Challenges in oncology R&D
pharmafile | November 18, 2015 | Feature | Manufacturing and Production, Research and Development | Dixie-Lee Esseltine, Takeda, Takeda oncology, Velcade, multiple myeloma, oncology
Pharmafile put questions on the challenges pharma companies face when working in oncology R&D to Dixie-Lee Esseltine, vice president of oncology clinical research at Takeda US.
What’s the background of Takeda in oncology?
We have been in the oncology R&D area for a number of years. We’re quite familiar with the challenges of developing clinical trials to generate evidence to support the health authorities’ approval, and allowing drugs to get to market.
What are the challenges that companies come up against when breaking into oncology?
I think in the clinical trials area, we struggle with two major things: the first is getting the number of patients we need. That’s a really important challenge, because without sufficient numbers you don’t have sufficient power in your trials to try and address your hypothesis for testing. That’s where we have been looking into trial designs and alternate statistical approaches so that we might use an earlier market of response as a surrogate say, for survival, which is the gold-standard for many of the drugs we would like to develop in oncology.
The other thing is trying to reduce the time it takes to do these clinical trials, and make them more efficient and faster, without losing the rigour. The health authorities have helped in that regard by thinking of ways to have accelerated pathways to approval, where you can get a little bit more speed in the process if you have some of the surrogate data to justify it.
The other helpful thing that the FDA has instituted is Breakthrough Designation, to look at a molecule in its early stages if they see really extraordinary activity meeting a need that hasn’t been addressed. They will work more closely and more often with companies to try and develop it in the most expedient way. So I think regulators are trying to help.
The scientists behind the molecules are trying to help by looking for downstream markers of their drug’s activity, and seeing if we can have markers that predict their activity. And the medical and statistical teams are helping by trying to come up with innovative designs that may allow us to bring drugs forward faster. So we have more capability than we ever did; when we see the molecules we have a better understanding compared to 15 years ago.

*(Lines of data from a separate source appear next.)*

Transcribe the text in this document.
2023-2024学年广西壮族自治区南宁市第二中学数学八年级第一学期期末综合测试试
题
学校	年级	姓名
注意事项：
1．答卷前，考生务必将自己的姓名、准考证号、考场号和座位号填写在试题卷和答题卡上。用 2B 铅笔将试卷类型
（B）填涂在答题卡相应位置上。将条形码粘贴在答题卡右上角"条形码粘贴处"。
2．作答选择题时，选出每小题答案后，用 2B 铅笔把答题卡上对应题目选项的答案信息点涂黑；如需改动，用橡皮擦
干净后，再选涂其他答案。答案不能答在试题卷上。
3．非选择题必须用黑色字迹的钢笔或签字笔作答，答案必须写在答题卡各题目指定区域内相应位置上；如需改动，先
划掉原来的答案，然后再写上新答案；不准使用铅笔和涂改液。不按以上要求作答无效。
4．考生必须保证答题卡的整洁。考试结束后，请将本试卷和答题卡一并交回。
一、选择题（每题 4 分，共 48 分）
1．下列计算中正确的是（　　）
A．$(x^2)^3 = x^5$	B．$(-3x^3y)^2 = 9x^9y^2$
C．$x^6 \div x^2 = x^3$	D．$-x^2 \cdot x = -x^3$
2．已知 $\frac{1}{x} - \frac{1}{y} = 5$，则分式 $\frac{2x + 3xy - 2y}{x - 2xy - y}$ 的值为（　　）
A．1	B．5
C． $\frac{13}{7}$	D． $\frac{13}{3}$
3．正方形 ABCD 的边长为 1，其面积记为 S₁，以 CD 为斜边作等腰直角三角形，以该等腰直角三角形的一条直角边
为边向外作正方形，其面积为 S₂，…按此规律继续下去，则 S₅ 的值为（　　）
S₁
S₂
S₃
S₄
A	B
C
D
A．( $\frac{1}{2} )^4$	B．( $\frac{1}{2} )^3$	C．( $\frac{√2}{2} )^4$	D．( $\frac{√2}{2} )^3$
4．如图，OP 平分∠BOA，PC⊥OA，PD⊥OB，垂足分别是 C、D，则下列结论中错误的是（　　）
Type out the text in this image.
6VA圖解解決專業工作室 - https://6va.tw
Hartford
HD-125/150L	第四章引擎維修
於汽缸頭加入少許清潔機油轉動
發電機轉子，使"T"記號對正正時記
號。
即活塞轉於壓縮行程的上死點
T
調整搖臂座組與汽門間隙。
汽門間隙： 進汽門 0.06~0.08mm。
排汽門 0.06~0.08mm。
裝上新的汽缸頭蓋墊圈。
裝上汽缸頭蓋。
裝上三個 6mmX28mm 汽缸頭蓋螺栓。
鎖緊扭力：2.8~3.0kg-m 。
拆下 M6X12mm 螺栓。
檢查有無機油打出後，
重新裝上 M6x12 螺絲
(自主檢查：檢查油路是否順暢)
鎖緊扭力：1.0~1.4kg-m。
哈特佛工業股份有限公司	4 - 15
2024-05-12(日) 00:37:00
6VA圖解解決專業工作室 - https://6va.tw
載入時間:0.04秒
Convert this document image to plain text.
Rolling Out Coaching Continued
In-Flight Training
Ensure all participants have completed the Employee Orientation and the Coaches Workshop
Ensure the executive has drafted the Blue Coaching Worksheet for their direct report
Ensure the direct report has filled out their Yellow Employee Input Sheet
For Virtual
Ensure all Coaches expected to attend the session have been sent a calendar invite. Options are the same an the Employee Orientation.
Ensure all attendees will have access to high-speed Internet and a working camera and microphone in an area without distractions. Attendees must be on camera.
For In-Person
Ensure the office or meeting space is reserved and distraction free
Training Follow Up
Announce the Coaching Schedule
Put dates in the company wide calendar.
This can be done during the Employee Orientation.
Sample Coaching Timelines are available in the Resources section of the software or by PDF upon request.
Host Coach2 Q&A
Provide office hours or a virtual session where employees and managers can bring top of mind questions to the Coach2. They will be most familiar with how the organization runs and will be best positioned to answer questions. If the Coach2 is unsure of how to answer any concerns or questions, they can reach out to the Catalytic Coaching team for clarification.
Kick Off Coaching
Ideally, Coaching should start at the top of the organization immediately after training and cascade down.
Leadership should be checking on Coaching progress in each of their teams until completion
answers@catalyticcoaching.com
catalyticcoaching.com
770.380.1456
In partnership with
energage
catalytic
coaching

Do you have concerns about market access, even at the R&D stage?
Market access concerns all of us now. We’re trying to develop drugs that really create meaningful survival for patients, we’ve got better strategies and research that allow us to understand the probability of getting those approved. But that’s not helpful unless the patient can get access quickly.
This is an area of tremendous study now in oncology; there are many groups working on this, but I’ve been impressed with ASCO’s efforts to give us a framework in order to understand the value of products. It’s a good sign that people are trying to give us a framework of data that might speak better to a drug’s value. If patients can’t get a drug for one reason or another, then as a physician I would feel I’m not doing my job. Something has to be done about that.
How has Takeda been making use of alternative study designs when bringing products to market?
An example is in the development of Velcade (bortezimib). The initial study that received accelerated approval from the FDA was really a single arm study. That was able to be accomplished because it was showing durable, complete responses, the extent to which had not been seen before in multiple myeloma.
This is what made people think this is a drug that probably should be approved now, because it had already shown unprecedented benefit in patients. We could have done a Phase III trial against the standard of care – and we subsequently did do that. But that’s not so easy to do now, as there are more drugs with the ability to give deep responses.
We’ve tried things like using randomised Phase II studies, and along with others looking at ‘basket trials’, where you test an agent either in combination with standard of care as a single agent, or in a number of combinations with standard of care and seeing what the outcomes are. This allows you to quickly screen a bunch of molecules to see which one might be the best to purse to the more advanced stages of development.
It’s easier when we have a targeted therapy, that’s a little easier because you can enrich your population for those patients that have a personalised treatment and then you decide which is the best combination partner.
Our late-stage trials to date have been by and large more conventional. That’s where we’re trying to make a dent in time and efficiency. We’re looking very closely at how we handle, collect and analyse our data. There are so many things that can be improved on to optimise this process.
What does the future hold for oncology research?
Even in five years we would still struggle with producing drugs that could also have a good quality of life for patients; we’re struggling with trying to minimise side effects without compromising efficacy. I would bet we’ll have better supportive care, but I think this disease will still be a burden for many patients; either without effective drugs or because the price of the benefit is still pretty hard on the patients.
Over the next five years there’ll be new drugs; we have a number in the pipeline now that are potentially exciting, and we’ll have made incremental gains. There may be some game-changers; that’s certainly what I’m hoping for.